South-Central Section - 49th Annual Meeting (19–20 March 2015)

Paper No. 4
Presentation Time: 9:00 AM-4:00 PM

FRACTURE AND PORE NETWORK CONNECTIVITY IN SHALES RELATED TO INCREASED HYDROCARBON PRODUCTION


SORTORE, Joseph A., Earth and Environmental Sciences, University of Texas at Arlington, 1602 White Way Dr, Arlington, TX 76013, joseph.sortore@mavs.uta.edu

Intrinsic shale anisotropy is a well-known fact to geologists both in and out of the industry. What proves more difficult when producing these assets is the pore network lacks a high degree of connectivity, which would promote fluid migration (Healy, 2009, Hu and Ewing, 2014). Hu (2012) has found very low, edge-only effective porosity values – laboratory samples show porosity only accessible new the edges of shale cubes – believed to be the product of low permeability and a disconnected pore network. With pore connectivity inherently poor in shales, optimizing a reservoir’s permeability, and therefore diffusion radius and reservoir efficiency, relies on inducing connectivity through the fracture network – specifically whether the induced fractures promote or discourage further pore-fracture connectivity. Vincent (2011) describes his troubles in network connectivity indirectly through the inability to increase fracture height across shale bedding planes.

Further investigation requires a dual, comprehensive look at petrophysical properties governing fluid migration and geomechanics to optimize hydrocarbon extraction.
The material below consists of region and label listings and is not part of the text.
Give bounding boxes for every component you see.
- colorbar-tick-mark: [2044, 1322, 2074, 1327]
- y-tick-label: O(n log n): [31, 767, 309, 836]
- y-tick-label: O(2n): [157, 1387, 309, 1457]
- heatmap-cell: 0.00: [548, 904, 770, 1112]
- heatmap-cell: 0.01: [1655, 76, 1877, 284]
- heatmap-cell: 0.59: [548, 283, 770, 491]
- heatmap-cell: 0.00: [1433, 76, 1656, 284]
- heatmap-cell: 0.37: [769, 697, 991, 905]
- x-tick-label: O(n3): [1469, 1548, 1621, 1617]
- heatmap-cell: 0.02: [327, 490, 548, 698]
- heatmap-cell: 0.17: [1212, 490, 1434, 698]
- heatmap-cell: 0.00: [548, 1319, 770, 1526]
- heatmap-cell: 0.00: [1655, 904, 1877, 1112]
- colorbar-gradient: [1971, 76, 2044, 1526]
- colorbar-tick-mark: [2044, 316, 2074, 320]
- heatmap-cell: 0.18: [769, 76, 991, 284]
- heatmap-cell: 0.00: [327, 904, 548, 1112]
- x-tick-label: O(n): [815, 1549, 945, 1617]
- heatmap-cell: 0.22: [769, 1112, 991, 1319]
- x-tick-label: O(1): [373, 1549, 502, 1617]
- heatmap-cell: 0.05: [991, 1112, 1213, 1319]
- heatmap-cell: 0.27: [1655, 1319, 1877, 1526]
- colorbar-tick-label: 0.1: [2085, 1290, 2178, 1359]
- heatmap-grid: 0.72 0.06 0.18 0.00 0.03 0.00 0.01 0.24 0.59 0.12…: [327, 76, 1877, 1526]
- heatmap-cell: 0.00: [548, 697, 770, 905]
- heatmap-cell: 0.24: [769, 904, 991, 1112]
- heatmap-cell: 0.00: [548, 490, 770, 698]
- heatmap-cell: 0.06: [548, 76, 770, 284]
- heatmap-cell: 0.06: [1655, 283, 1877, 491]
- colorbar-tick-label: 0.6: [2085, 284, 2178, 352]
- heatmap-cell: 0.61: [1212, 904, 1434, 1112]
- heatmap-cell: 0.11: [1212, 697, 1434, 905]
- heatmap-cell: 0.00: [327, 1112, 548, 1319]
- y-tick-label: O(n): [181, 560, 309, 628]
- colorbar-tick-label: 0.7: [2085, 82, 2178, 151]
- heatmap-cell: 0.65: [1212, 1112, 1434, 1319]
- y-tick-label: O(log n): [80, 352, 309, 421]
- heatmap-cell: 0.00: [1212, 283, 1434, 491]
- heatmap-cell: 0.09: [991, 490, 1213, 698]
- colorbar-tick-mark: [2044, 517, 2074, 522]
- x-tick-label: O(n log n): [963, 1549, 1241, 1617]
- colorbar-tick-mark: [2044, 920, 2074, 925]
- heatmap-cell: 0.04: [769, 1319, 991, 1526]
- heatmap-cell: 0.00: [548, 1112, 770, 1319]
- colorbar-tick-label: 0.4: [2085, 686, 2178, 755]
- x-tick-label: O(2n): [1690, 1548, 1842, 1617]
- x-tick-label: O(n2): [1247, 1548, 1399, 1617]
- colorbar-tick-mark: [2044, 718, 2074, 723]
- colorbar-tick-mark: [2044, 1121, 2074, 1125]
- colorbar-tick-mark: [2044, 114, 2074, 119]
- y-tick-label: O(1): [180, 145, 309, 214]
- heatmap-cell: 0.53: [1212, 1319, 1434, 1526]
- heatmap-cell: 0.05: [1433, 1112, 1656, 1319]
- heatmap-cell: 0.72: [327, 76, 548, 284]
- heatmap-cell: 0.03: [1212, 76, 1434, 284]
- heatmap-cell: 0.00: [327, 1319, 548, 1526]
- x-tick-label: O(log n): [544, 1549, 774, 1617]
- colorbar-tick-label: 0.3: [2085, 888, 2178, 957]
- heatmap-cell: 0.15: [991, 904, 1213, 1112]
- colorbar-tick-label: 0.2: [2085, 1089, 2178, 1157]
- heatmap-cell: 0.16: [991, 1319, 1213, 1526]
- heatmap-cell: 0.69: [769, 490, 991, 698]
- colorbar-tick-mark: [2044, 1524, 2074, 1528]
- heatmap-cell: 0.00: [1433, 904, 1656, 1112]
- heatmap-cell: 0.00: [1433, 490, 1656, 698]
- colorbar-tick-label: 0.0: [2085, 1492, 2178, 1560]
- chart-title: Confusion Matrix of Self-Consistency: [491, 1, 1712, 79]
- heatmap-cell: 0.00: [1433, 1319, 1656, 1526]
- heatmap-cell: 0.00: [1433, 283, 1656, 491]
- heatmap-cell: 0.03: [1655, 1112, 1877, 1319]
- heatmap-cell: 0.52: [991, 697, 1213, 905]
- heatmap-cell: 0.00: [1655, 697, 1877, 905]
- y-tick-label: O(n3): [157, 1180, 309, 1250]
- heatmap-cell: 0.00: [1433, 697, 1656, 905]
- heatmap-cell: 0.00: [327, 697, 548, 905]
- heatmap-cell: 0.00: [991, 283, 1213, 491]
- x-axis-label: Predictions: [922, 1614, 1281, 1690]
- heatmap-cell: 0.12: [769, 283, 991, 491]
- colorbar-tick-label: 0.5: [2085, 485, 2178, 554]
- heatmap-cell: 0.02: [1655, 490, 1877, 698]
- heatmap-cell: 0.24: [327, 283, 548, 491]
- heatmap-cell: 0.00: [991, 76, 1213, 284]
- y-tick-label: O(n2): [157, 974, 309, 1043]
Improving the network’s connectivity (natural/induced fractures with nano-pores) requires the stress manipulation around the well taking many factors such as in situ stresses, surrounding wells’ influences on local stresses, rock heterogeneity, fracing fluid viscosity and production-driven depletion (and its subsequent effects on effective stresses) into account (Gupta, 2013). The extent of fracture growth and fracture spacing as well as their influences on the diffusive capabilities of assets by increasing the permeability is the target of study.

The work planned to solve the above problem involves an initial characterization of pore structure and connectivity and petrophysical properties governing fluid diffusion. Geomechanical properties such as fracture toughness and Young’s modulus will be gathered before the samples will be fractured and mapped to observe the induced crack network. Samples will then be flooded to observe the fluid-mechanical influences through time-lapsed neutron tomography images. This coupled approach is aimed at further understanding the mechanical influences on migration of hydrocarbons with shales.